I am trying to create a neural network with linear layers that are parallel to each other ( f1(x), f2(x)…) where f is a linear layer and x is the same input to all layers. In this case would a separate copy of x be stored and used for backpropagation of each layer? how do i view the implementation of AddmmBackward() (code).
Hi Akash!
No. Linear
does need its input for the backward pass, but it keeps a reference
to the original input tensor. So all of the f1, f2, ...
keep their own (python)
reference, but all of these references refer to the same single tensor – no copies
made.
(As an aside, if – at the cost of memory – Linear
did make a copy of x
, we would
avoid the dreaded has been modified by an inplace operation
errors.)
Best.
K. Frank
Effectively, you’re trying to perform multiple asynchronous linear operations on your inputs. In that case, I would think this would call for using the Parameter class. We can make one tensor with 3 dims that is appropriately matrix multiplied with the inputs to give out an identical operation as using separate linear layers. Please see the code below which you can test that demonstrates this method is an identical operation.
import torch
import torch.nn as nn
from torch.nn.parameter import Parameter
num_para_layers = 3
input_size = 10
output_size = 1
# create uniform model weights that will be used in both methods
model_weight = torch.rand(num_para_layers, output_size, input_size)
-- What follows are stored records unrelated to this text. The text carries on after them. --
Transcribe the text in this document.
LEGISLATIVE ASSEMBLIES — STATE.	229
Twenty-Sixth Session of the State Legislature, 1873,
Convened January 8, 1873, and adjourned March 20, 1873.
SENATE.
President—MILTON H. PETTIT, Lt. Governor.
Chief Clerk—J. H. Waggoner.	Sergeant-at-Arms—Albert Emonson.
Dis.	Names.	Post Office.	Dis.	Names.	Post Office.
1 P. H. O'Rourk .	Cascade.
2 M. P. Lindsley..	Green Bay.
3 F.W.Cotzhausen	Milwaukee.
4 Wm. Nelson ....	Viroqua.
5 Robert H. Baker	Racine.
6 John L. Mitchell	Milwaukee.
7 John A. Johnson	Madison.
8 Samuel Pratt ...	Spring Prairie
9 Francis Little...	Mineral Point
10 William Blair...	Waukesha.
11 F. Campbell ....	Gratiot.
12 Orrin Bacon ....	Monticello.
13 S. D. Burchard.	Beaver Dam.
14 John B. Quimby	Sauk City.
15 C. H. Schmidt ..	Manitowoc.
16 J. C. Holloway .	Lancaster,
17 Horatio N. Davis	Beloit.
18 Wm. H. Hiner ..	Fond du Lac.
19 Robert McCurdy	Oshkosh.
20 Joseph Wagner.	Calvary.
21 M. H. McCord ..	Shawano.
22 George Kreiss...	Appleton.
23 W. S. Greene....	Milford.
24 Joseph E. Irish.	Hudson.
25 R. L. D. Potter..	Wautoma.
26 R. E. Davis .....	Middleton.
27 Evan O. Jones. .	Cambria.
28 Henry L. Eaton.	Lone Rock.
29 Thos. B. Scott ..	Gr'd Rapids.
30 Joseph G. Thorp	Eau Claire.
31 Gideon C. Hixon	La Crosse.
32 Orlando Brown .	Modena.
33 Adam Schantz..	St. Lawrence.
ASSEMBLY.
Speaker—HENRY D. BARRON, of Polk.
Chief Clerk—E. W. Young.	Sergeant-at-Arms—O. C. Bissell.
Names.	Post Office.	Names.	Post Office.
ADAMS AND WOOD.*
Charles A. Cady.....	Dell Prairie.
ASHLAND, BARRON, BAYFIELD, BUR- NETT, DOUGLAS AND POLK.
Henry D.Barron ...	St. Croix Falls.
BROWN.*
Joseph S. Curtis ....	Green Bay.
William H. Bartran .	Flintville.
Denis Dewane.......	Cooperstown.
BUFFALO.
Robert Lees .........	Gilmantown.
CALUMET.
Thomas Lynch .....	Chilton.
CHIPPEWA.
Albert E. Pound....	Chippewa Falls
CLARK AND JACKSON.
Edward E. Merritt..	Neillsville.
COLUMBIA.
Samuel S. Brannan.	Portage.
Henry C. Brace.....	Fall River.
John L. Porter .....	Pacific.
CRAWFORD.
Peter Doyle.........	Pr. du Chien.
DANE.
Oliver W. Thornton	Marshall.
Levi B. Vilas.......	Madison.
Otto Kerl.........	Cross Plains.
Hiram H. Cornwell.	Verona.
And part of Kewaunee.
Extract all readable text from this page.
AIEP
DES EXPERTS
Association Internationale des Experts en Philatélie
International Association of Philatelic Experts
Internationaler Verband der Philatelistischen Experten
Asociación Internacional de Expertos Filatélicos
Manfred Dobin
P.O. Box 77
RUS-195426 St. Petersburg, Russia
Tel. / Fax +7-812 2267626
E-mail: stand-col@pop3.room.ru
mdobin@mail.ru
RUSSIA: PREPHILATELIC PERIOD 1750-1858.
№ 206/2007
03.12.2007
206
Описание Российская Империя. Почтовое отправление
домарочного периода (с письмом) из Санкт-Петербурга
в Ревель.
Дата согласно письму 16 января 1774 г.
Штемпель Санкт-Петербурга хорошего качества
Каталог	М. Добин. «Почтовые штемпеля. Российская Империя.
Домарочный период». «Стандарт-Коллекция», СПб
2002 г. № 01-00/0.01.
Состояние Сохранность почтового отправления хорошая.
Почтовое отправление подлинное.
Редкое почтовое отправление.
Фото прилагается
#create a parameter tensor that will act as your parallel model weights as a control to check against
model = Parameter(model_weight)
#create a module list of separate linear layers with matching weights
layers = nn.ModuleList()
for i in range(num_para_layers):
layer_weight = model_weight[i, ...]
layer = nn.Linear(10, 1, bias=False)
layer.weight.data = layer_weight
layers.append(layer)
#create a dummy dataset
batch_size = 5
dummy_inputs = torch.rand((batch_size, input_size))
#get the parameter model outputs. If using a bias, make that a separate parameter of size (num_para_layers, output_size) and just add it to the function below
outputs1 = (model@dummy_inputs.T).permute(0,2,1)
#get the separate linear layer outputs
outputs2 = torch.empty((0, batch_size, 1))
for i in range(num_para_layers):
subout = layers[i](dummy_inputs)
outputs2 = torch.cat([outputs2, subout.unsqueeze(0)])
#print and compare the results
print(outputs1, outputs2)
#if this prints true, the math is effectively identical
print(torch.isclose(outputs2, outputs1).all())
Note that the Parameter class effectively creates layers that will be captured by autograd for training and can be optimized, just like any other layer. This method can be highly useful when you wish to create a new layer type out of the box and make use of the latest in parallel CUDA operations.